Residents of Mexico City mobilised, on February 15, outside the Cuban embassy to express their solidarity and demand an end to the blockade and that countries be allowed to send petroleum to Cuba.
Here in Puebla, like many cities and towns around the country, activists set up a collection point in the main square on February 14, which is open daily from 11am to 6pm. Another has been opened in the mathematics and physics department of the Meritorious Autonomous University of Puebla (BUAP).
"We can't allow the Cuban people to suffer like this. Cuba has always shown a lot of solidarity with other countries, including Mexico. They've sent us doctors and during the pandemic, vaccines," Libertad Pérez Iniesta, a member of the Puebla Cuba Solidarity Committee, told Green Left at the Puebla collection point.
When the US military kidnapped the Venezuelan president "we felt so angry. Here in Mexico we believe we have to take up this struggle because they have their sights set on us as well. And much of the world. People to people, we have to support each other," Pérez said.

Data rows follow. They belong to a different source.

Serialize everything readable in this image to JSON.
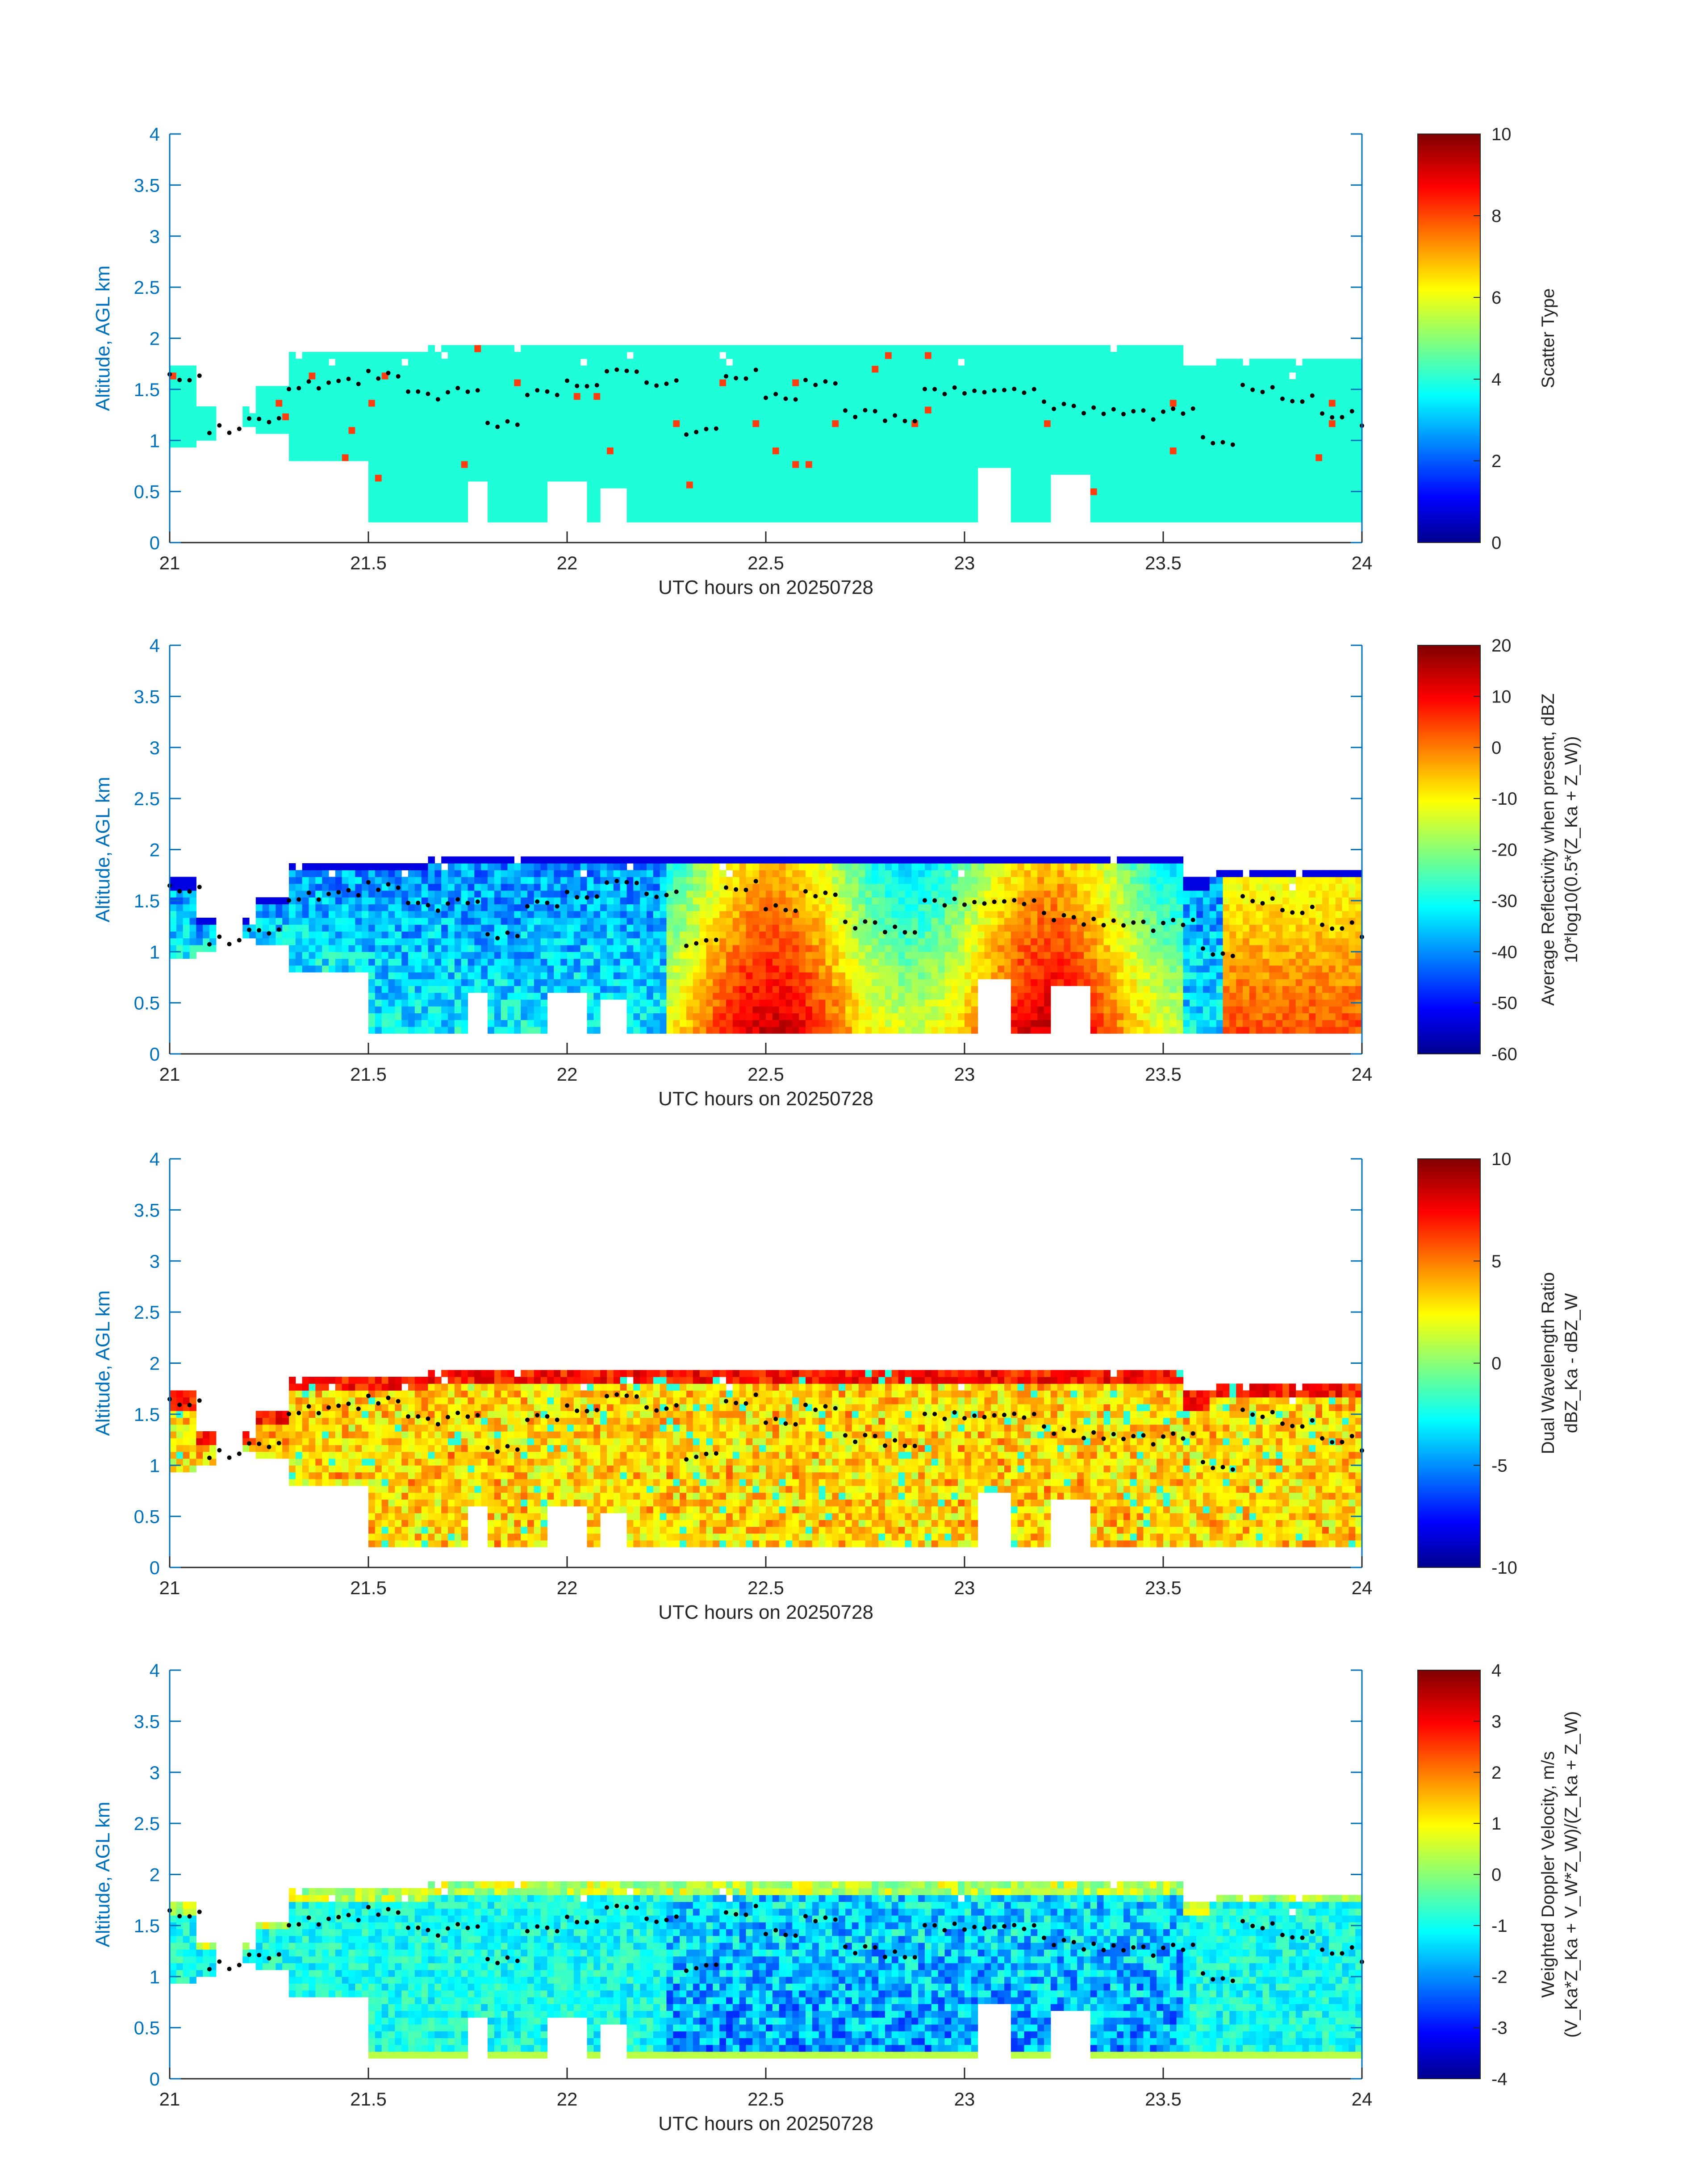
{
  "colors": {
    "axis": "#0072bd",
    "text": "#262626",
    "colorbar_stops": [
      "#00008f",
      "#0000ff",
      "#00ffff",
      "#ffff00",
      "#ff0000",
      "#800000"
    ],
    "scatter_cloud": "#1effd9",
    "scatter_rain": "#ff3d0f",
    "cloud_base_marker": "#000000"
  },
  "chart_data": [
    {
      "type": "heatmap",
      "title": "",
      "xlabel": "UTC hours on 20250728",
      "ylabel": "Altitude, AGL km",
      "xlim": [
        21,
        24
      ],
      "ylim": [
        0,
        4
      ],
      "xticks": [
        "21",
        "21.5",
        "22",
        "22.5",
        "23",
        "23.5",
        "24"
      ],
      "yticks": [
        "0",
        "0.5",
        "1",
        "1.5",
        "2",
        "2.5",
        "3",
        "3.5",
        "4"
      ],
      "colorbar": {
        "label": "Scatter Type",
        "sublabel": "",
        "range": [
          0,
          10
        ],
        "ticks": [
          "0",
          "2",
          "4",
          "6",
          "8",
          "10"
        ]
      },
      "field": "scatter_type",
      "description_values": {
        "cloud": 4,
        "rain": 8
      }
    },
    {
      "type": "heatmap",
      "title": "",
      "xlabel": "UTC hours on 20250728",
      "ylabel": "Altitude, AGL km",
      "xlim": [
        21,
        24
      ],
      "ylim": [
        0,
        4
      ],
      "xticks": [
        "21",
        "21.5",
        "22",
        "22.5",
        "23",
        "23.5",
        "24"
      ],
      "yticks": [
        "0",
        "0.5",
        "1",
        "1.5",
        "2",
        "2.5",
        "3",
        "3.5",
        "4"
      ],
      "colorbar": {
        "label": "Average Reflectivity when present, dBZ",
        "sublabel": "10*log10(0.5*(Z_Ka + Z_W))",
        "range": [
          -60,
          20
        ],
        "ticks": [
          "-60",
          "-50",
          "-40",
          "-30",
          "-20",
          "-10",
          "0",
          "10",
          "20"
        ]
      },
      "field": "reflectivity"
    },
    {
      "type": "heatmap",
      "title": "",
      "xlabel": "UTC hours on 20250728",
      "ylabel": "Altitude, AGL km",
      "xlim": [
        21,
        24
      ],
      "ylim": [
        0,
        4
      ],
      "xticks": [
        "21",
        "21.5",
        "22",
        "22.5",
        "23",
        "23.5",
        "24"
      ],
      "yticks": [
        "0",
        "0.5",
        "1",
        "1.5",
        "2",
        "2.5",
        "3",
        "3.5",
        "4"
      ],
      "colorbar": {
        "label": "Dual Wavelength Ratio",
        "sublabel": "dBZ_Ka - dBZ_W",
        "range": [
          -10,
          10
        ],
        "ticks": [
          "-10",
          "-5",
          "0",
          "5",
          "10"
        ]
      },
      "field": "dwr"
    },
    {
      "type": "heatmap",
      "title": "",
      "xlabel": "UTC hours on 20250728",
      "ylabel": "Altitude, AGL km",
      "xlim": [
        21,
        24
      ],
      "ylim": [
        0,
        4
      ],
      "xticks": [
        "21",
        "21.5",
        "22",
        "22.5",
        "23",
        "23.5",
        "24"
      ],
      "yticks": [
        "0",
        "0.5",
        "1",
        "1.5",
        "2",
        "2.5",
        "3",
        "3.5",
        "4"
      ],
      "colorbar": {
        "label": "Weighted Doppler Velocity, m/s",
        "sublabel": "(V_Ka*Z_Ka + V_W*Z_W)/(Z_Ka + Z_W)",
        "range": [
          -4,
          4
        ],
        "ticks": [
          "-4",
          "-3",
          "-2",
          "-1",
          "0",
          "1",
          "2",
          "3",
          "4"
        ]
      },
      "field": "velocity"
    }
  ],
  "cloud_extent": {
    "description": "echo top height (km) by time segment",
    "segments": [
      {
        "t0": 21.0,
        "t1": 21.07,
        "top": 1.7,
        "bottom": 0.95
      },
      {
        "t0": 21.07,
        "t1": 21.12,
        "top": 1.35,
        "bottom": 1.0
      },
      {
        "t0": 21.18,
        "t1": 21.22,
        "top": 1.35,
        "bottom": 1.15
      },
      {
        "t0": 21.22,
        "t1": 21.3,
        "top": 1.55,
        "bottom": 1.1
      },
      {
        "t0": 21.3,
        "t1": 21.5,
        "top": 1.85,
        "bottom": 0.8
      },
      {
        "t0": 21.5,
        "t1": 21.65,
        "top": 1.85,
        "bottom": 0.2
      },
      {
        "t0": 21.65,
        "t1": 22.2,
        "top": 1.92,
        "bottom": 0.2
      },
      {
        "t0": 22.2,
        "t1": 23.55,
        "top": 1.92,
        "bottom": 0.2
      },
      {
        "t0": 23.55,
        "t1": 23.62,
        "top": 1.7,
        "bottom": 0.2
      },
      {
        "t0": 23.62,
        "t1": 24.0,
        "top": 1.8,
        "bottom": 0.2
      }
    ],
    "gaps": [
      {
        "t0": 23.03,
        "t1": 23.12,
        "top": 0.75
      },
      {
        "t0": 23.22,
        "t1": 23.32,
        "top": 0.7
      },
      {
        "t0": 21.75,
        "t1": 21.8,
        "top": 0.6
      },
      {
        "t0": 21.95,
        "t1": 22.05,
        "top": 0.6
      },
      {
        "t0": 22.08,
        "t1": 22.15,
        "top": 0.55
      }
    ]
  },
  "cloud_base": {
    "t": [
      21.0,
      21.1,
      21.2,
      21.3,
      21.4,
      21.5,
      21.6,
      21.7,
      21.8,
      21.9,
      22.0,
      22.1,
      22.2,
      22.3,
      22.4,
      22.5,
      22.6,
      22.7,
      22.8,
      22.9,
      23.0,
      23.1,
      23.2,
      23.3,
      23.4,
      23.5,
      23.6,
      23.7,
      23.8,
      23.9,
      24.0
    ],
    "h": [
      1.6,
      1.1,
      1.2,
      1.55,
      1.6,
      1.65,
      1.45,
      1.5,
      1.15,
      1.45,
      1.55,
      1.65,
      1.55,
      1.1,
      1.65,
      1.45,
      1.55,
      1.25,
      1.2,
      1.5,
      1.5,
      1.5,
      1.35,
      1.3,
      1.25,
      1.3,
      1.0,
      1.5,
      1.4,
      1.25,
      1.1
    ]
  }
}
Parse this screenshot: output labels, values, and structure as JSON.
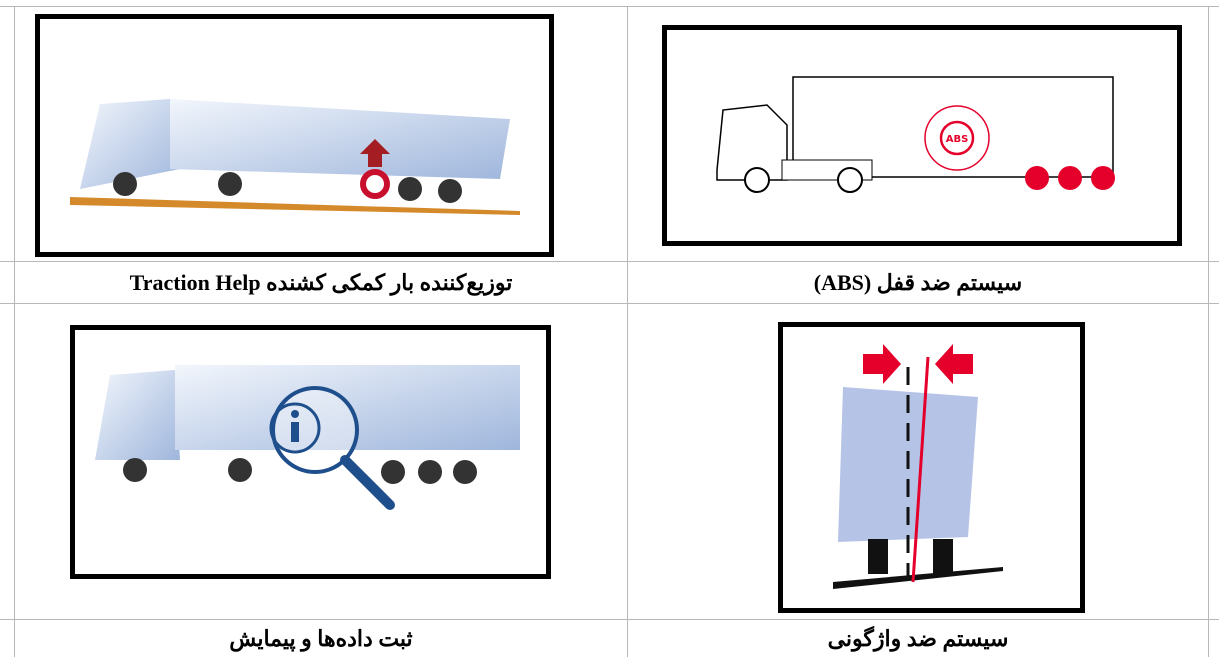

She said that at one collection point they received more than two tonnes of donations in the first few days, including one retired doctor who donated his month's pension in supplies. She explained that the supplies would be picked up in trucks and taken to the Veracruz port, then transported on marine ships to Cuba.
Within two days, the collection centre in the main square of Mexico City had also collected six tonnes of supplies. That collection centre is being organised by the Va por Cuba collective and the José Martí Association of Cuban Residents in Mexico. Some people wrote messages of solidarity on the boxes or packaging, including "Stay strong, Cuba!" and "With love for the Cuban people, from Mexico".
People hung a giant Cuban flag across a kiosk in the centre of the main square of Chilpancingo, Guerrero state, and the Political National Popular Socialist Group (APNPS) is receiving donations of medicine and food there until the end of the weekend. In Guerrero, there are also temporary collection centres in Iguala, Chilapa, and Acapulco.
There are many other collection points, including in Tlaxcala, Veracruz, San Miguel de Allende, León and Oaxaca. Further, the governing party, Morena, has also opened up collection centres around the country, and the Mexico City party secretary for communications said the humanitarian aid would be sent directly to the Cuban embassy in the capital.
The Zapatista Army of National Liberation (EZLN) along with over 150 other Mexican collectives and groups, released a statement calling for solidarity "with the people of Cuba" stating that Cuba, after "more than 60 years of ... aggression by the US government, is being brought to the limit" and called for solidarity from the "people of the world ... to prevent the suffocation of the Cuban people".
"In the face of Yankee imperialist aggression, the only alternative is human solidarity," said one participant in the Chilpancingo collection point.